Trams, Trials and Tribulations: the development of Cathedral Square, Christchurch 1900-18
Keywords:Transportation buildings, Plazas, John Robert Godley statue (Cathedral Square, Christchurch, N.Z.), Cathedral Square (Christchurch, N.Z.), Architecture, History, Aotearoa, New Zealand, 20th Century
Cathedral Square Christchurch is the city's premier urban space. Yet it is without doubt the most debated and controversial two and half hectares of urban design space in the city. Set out in the shape of cross rather than a square, the last five decades of the nineteenth century saw just as much controversy over its design and use as did the entire twentieth century and on into the beginnings of the twenty-first century. Over this time its design has been the butt of jokes, the subject of constant political debate and subject of many learned articles, seminars and conference papers.

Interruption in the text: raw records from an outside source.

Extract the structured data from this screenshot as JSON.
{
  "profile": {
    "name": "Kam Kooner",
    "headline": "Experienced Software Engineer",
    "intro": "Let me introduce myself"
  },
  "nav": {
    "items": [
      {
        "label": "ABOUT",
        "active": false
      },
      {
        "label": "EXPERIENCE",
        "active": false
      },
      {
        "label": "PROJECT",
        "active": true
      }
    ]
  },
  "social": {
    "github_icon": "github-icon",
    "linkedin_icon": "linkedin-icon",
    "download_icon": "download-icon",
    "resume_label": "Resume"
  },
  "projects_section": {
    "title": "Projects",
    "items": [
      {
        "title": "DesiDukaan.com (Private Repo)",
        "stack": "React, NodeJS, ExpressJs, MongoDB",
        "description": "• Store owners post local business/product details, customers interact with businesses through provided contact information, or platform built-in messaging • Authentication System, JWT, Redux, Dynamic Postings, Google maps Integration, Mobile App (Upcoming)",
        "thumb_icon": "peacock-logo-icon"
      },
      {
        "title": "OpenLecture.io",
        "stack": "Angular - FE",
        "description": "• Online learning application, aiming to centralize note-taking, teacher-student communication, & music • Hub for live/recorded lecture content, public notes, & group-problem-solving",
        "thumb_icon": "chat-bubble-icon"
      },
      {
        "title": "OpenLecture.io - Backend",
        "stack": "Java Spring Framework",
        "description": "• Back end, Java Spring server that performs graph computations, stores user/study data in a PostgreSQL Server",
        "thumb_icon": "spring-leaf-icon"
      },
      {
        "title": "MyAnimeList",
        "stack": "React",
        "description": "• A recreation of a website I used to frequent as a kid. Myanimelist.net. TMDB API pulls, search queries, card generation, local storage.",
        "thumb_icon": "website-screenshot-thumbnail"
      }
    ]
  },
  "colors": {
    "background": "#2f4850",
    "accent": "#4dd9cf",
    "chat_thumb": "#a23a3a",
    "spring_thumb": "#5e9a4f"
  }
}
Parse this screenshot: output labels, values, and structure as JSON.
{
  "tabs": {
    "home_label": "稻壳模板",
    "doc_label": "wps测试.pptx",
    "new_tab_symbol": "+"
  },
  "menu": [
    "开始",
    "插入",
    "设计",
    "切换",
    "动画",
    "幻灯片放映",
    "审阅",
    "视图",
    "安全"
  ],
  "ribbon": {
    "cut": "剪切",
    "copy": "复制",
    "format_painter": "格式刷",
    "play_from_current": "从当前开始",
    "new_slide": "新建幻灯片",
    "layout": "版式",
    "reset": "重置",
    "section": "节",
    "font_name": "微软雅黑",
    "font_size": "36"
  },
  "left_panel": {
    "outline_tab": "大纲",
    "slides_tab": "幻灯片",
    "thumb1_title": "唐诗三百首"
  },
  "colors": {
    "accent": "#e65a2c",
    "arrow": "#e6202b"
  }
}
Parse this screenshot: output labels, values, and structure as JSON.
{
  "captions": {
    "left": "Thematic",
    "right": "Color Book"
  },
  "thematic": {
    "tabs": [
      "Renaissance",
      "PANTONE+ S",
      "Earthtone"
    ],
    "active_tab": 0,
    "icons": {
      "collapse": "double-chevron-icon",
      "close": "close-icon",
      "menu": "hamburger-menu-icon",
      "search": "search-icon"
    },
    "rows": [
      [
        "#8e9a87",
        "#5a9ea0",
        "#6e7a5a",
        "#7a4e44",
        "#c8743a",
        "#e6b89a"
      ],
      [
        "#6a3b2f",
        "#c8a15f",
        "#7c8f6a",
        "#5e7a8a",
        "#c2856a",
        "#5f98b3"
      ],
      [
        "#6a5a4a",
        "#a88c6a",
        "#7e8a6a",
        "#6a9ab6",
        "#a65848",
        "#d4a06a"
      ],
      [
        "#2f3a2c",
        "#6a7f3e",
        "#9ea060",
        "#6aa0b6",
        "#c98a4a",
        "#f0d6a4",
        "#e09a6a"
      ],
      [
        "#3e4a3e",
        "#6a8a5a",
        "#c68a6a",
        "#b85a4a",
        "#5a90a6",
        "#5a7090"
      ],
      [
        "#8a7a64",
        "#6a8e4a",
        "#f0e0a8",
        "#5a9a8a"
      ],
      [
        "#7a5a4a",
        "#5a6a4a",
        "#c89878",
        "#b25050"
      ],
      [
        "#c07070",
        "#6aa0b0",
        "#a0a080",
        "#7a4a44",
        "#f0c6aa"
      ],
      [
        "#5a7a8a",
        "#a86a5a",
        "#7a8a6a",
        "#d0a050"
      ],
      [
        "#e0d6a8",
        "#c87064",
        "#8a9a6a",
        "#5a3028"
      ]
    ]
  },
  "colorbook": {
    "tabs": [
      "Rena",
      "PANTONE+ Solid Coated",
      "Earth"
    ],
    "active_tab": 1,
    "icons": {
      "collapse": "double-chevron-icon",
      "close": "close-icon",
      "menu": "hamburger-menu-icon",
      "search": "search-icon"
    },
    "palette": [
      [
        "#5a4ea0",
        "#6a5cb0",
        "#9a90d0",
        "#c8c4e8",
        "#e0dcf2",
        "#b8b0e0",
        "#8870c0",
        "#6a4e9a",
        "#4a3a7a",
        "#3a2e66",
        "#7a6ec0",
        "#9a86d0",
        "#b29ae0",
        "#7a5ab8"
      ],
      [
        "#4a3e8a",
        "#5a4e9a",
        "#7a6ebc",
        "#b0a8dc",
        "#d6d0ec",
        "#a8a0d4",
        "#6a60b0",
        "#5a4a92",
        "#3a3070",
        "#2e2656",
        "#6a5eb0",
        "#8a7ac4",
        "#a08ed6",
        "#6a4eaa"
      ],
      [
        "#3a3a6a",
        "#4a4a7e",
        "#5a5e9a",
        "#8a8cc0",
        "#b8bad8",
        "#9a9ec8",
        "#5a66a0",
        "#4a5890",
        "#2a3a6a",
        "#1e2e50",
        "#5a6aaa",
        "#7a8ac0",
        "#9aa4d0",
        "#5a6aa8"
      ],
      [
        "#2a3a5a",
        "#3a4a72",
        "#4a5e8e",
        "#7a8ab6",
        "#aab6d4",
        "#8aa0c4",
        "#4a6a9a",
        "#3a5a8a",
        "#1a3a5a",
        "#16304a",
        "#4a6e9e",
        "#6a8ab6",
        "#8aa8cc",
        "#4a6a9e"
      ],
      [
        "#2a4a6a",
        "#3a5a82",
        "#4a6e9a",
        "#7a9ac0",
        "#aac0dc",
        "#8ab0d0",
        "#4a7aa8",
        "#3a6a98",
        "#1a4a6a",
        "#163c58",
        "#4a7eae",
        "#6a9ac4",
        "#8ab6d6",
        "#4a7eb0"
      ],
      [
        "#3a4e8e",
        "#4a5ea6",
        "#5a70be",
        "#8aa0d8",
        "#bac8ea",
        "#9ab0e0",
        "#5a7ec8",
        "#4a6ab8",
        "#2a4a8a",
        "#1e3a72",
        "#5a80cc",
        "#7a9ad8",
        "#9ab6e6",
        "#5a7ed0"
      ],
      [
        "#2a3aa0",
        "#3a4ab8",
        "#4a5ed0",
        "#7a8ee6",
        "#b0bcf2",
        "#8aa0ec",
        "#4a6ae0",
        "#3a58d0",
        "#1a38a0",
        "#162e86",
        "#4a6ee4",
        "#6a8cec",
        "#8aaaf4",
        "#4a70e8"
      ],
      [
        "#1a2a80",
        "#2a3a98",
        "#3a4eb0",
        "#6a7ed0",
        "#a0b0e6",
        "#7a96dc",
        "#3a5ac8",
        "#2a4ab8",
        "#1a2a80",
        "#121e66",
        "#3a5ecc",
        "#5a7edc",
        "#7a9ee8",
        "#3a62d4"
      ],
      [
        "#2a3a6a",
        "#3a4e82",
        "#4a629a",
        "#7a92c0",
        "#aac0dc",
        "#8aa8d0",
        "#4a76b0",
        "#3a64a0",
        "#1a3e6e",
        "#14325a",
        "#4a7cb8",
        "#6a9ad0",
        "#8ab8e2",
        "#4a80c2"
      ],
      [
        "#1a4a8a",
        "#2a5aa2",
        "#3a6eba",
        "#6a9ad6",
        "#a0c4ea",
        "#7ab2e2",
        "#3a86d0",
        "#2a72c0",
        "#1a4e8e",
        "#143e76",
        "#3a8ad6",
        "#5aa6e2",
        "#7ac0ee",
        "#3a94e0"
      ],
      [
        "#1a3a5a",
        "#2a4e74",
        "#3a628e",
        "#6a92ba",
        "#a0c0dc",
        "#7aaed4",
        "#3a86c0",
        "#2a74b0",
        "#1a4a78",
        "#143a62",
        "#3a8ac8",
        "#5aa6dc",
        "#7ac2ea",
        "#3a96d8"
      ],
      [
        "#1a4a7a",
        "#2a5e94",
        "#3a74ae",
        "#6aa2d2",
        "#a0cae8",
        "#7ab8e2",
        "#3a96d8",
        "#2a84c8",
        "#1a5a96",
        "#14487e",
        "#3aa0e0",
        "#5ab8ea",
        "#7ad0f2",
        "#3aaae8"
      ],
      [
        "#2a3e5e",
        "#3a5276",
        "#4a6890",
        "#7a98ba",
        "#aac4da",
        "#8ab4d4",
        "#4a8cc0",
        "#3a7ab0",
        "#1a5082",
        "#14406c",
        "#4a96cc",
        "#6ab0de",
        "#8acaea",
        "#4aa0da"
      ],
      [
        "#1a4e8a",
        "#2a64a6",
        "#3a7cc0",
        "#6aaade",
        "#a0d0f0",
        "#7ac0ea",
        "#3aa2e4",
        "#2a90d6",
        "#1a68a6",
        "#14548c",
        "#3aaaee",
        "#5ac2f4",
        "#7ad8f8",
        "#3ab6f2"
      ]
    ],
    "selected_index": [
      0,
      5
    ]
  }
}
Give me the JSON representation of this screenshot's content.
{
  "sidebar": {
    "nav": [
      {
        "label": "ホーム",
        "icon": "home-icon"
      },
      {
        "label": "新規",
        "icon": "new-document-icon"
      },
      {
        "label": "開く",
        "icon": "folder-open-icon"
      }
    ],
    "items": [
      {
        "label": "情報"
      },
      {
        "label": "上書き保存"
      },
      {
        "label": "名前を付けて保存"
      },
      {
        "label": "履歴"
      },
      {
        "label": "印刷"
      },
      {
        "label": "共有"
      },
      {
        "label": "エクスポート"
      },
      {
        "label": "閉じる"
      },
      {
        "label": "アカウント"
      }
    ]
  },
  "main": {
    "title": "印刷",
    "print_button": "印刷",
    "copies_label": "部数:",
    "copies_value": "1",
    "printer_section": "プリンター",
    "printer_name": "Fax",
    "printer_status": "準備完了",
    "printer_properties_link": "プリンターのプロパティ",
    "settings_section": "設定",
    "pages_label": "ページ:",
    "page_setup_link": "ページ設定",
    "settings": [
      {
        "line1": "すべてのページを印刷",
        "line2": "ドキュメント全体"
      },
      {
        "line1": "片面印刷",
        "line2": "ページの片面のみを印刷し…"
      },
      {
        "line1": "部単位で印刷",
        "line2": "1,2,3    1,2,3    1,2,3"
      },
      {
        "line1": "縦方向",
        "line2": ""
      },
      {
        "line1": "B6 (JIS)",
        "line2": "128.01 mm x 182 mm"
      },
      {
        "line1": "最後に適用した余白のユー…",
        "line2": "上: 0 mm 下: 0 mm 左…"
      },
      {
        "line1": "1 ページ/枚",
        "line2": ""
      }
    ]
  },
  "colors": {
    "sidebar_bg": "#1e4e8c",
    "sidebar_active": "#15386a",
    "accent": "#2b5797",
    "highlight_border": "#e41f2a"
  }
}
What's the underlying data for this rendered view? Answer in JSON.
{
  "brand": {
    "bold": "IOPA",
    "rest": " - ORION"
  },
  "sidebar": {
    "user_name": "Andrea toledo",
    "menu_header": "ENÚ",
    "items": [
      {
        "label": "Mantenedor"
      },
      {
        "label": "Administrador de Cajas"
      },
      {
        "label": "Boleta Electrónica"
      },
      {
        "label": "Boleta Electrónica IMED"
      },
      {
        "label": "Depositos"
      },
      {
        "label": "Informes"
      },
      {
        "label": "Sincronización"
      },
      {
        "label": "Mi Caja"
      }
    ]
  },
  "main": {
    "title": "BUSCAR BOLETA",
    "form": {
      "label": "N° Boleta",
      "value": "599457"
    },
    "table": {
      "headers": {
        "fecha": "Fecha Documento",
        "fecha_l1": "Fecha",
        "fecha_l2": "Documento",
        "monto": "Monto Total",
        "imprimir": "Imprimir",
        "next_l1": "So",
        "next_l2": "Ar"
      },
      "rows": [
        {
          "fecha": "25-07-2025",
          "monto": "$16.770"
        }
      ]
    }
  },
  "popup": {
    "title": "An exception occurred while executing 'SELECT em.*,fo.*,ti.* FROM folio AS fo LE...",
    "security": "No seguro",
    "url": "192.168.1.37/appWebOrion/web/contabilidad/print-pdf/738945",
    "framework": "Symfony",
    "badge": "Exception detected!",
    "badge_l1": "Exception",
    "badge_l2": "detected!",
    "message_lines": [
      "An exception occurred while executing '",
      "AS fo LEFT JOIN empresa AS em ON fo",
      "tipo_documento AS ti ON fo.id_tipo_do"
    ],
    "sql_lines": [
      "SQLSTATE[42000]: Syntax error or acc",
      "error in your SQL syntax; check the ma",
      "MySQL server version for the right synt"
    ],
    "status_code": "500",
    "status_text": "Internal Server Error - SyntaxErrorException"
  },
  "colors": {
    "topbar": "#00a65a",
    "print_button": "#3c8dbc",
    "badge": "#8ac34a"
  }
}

The period 1900 to 1918 was one of intensive design change as Christchurch moved into the era of electric trams, motor buses and motor cars. While handsome buildings grew on the square's perimeter during this period, in 1907 a less than attractive architecturally-designed transport shelter appeared in its centre causing architect Samuel Hurst Seager, a member of the Christchurch Beautifying Society, to describe it as a public building of "… appalling ugliness."
Inspired by the title "Tramway Trials and Tribulations - the saga of the tramway shelter" this paper will examine the design issues surrounding Cathedral Square during the period 1900-1918 – a period that saw the first competition to improve the aesthetic reading of this space.